Passing dataset to Trainable

How severe does this issue affect your experience of using Ray?

  • Medium: It contributes to significant difficulty to complete my task, but I can work around it.

I’m currently using Ray Tune with PyTorch Geometric, my goal is just to explore the hyperparameter space to see which hyperparameters would better fit my data and model.

The problem is that to setup this model I need to get the number of unique users in the dataset. The dataset is just a few MB, but it might get to about 2 GB.

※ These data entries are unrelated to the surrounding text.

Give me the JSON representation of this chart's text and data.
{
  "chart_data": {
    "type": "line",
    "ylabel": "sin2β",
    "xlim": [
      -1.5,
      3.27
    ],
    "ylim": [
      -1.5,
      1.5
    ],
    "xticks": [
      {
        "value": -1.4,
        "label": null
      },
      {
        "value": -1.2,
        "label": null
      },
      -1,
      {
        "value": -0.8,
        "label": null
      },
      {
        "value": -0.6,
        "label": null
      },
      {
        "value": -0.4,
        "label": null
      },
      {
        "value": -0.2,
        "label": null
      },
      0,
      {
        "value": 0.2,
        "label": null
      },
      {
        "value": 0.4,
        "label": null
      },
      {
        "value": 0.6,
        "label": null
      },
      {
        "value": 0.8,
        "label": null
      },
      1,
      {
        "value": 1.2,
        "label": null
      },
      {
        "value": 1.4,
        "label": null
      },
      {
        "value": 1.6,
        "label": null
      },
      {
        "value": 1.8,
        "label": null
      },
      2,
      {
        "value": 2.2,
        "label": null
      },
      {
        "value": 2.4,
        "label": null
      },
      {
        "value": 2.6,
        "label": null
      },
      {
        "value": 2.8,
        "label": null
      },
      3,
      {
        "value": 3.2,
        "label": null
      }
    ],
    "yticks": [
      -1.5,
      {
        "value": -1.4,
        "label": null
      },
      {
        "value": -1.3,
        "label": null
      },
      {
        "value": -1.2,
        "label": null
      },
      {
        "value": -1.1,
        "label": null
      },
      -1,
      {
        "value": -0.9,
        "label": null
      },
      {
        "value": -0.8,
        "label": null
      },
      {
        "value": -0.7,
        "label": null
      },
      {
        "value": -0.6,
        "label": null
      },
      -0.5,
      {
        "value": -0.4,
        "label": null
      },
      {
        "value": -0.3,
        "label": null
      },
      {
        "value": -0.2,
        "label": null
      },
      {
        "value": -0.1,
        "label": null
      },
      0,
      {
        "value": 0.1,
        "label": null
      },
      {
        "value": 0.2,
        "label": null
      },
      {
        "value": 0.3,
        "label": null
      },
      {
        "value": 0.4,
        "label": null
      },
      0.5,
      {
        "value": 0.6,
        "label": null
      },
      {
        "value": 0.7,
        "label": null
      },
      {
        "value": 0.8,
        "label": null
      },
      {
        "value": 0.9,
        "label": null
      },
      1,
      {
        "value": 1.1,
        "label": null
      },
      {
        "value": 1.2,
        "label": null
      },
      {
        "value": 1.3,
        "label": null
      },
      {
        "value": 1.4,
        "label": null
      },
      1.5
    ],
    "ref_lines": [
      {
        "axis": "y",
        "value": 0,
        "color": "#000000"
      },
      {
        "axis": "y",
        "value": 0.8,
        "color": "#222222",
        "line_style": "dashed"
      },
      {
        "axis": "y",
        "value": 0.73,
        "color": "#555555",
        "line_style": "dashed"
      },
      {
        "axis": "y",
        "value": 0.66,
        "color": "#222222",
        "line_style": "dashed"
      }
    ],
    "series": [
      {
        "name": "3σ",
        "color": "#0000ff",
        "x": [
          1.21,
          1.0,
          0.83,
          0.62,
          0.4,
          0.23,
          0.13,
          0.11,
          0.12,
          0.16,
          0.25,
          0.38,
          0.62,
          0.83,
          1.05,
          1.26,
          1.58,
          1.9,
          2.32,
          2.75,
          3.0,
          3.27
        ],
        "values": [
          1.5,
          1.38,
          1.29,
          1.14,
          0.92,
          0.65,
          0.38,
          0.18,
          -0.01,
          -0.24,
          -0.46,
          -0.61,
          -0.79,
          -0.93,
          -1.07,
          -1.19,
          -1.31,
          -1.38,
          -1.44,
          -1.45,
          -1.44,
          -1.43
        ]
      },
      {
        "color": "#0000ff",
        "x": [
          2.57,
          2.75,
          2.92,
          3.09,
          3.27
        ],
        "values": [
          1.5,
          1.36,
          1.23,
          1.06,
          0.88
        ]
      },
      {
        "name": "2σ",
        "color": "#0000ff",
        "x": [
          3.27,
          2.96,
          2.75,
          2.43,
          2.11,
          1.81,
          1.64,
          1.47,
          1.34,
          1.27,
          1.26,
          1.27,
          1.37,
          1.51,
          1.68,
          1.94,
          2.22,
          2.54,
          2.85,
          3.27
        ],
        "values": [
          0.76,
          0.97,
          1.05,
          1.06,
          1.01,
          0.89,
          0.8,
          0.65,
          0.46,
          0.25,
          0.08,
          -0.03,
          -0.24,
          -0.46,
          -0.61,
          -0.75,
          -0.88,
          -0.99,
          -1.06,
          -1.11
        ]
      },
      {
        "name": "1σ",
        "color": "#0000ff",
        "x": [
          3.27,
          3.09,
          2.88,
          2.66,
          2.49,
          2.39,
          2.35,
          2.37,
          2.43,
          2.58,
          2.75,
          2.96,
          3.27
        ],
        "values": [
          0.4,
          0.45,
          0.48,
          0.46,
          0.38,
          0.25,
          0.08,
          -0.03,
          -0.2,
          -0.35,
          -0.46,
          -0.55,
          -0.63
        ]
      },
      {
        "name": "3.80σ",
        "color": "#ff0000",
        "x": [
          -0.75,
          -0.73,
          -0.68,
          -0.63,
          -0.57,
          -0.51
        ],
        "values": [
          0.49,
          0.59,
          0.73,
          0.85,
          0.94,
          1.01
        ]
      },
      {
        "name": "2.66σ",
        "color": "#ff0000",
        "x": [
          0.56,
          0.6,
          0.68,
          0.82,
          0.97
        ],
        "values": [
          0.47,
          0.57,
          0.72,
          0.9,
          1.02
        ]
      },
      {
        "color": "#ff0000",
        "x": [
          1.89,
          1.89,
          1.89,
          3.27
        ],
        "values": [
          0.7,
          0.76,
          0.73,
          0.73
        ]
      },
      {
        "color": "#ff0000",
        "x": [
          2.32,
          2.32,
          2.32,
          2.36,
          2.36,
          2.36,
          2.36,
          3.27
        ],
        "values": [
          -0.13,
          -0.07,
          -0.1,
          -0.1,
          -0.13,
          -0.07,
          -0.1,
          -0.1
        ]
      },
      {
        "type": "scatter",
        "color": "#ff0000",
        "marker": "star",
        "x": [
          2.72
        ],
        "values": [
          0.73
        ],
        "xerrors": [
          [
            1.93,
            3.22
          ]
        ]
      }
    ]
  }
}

class TrainLightGCN(tune.Trainable):
    def setup(self, config: dict):
        self.config = config
        self.model = LightGCN(
            num_nodes=...,
            embedding_dim=config['embedding_dim'],
            num_layers=config['conv_layers'],
        ).to(device)
        self.optimizer = torch.optim.Adam(self.model.parameters(), lr=config['learning_rate'])

What would be a good practice to populate this value?

  • Using a global variable??
  • Reading the dataset inside the setup function
  • Passing that value from the config

I’m not convinced of any of these options. There should be a better way, but I can’t find it in the FAQ. Furthermore, should I pass the whole data and divide between train/test outside or inside the trainable?

I knew there had to be a “ray way” of doing it.

This is what with_parameters is for

https://docs.ray.io/en/latest/tune/api/doc/ray.tune.with_parameters.html#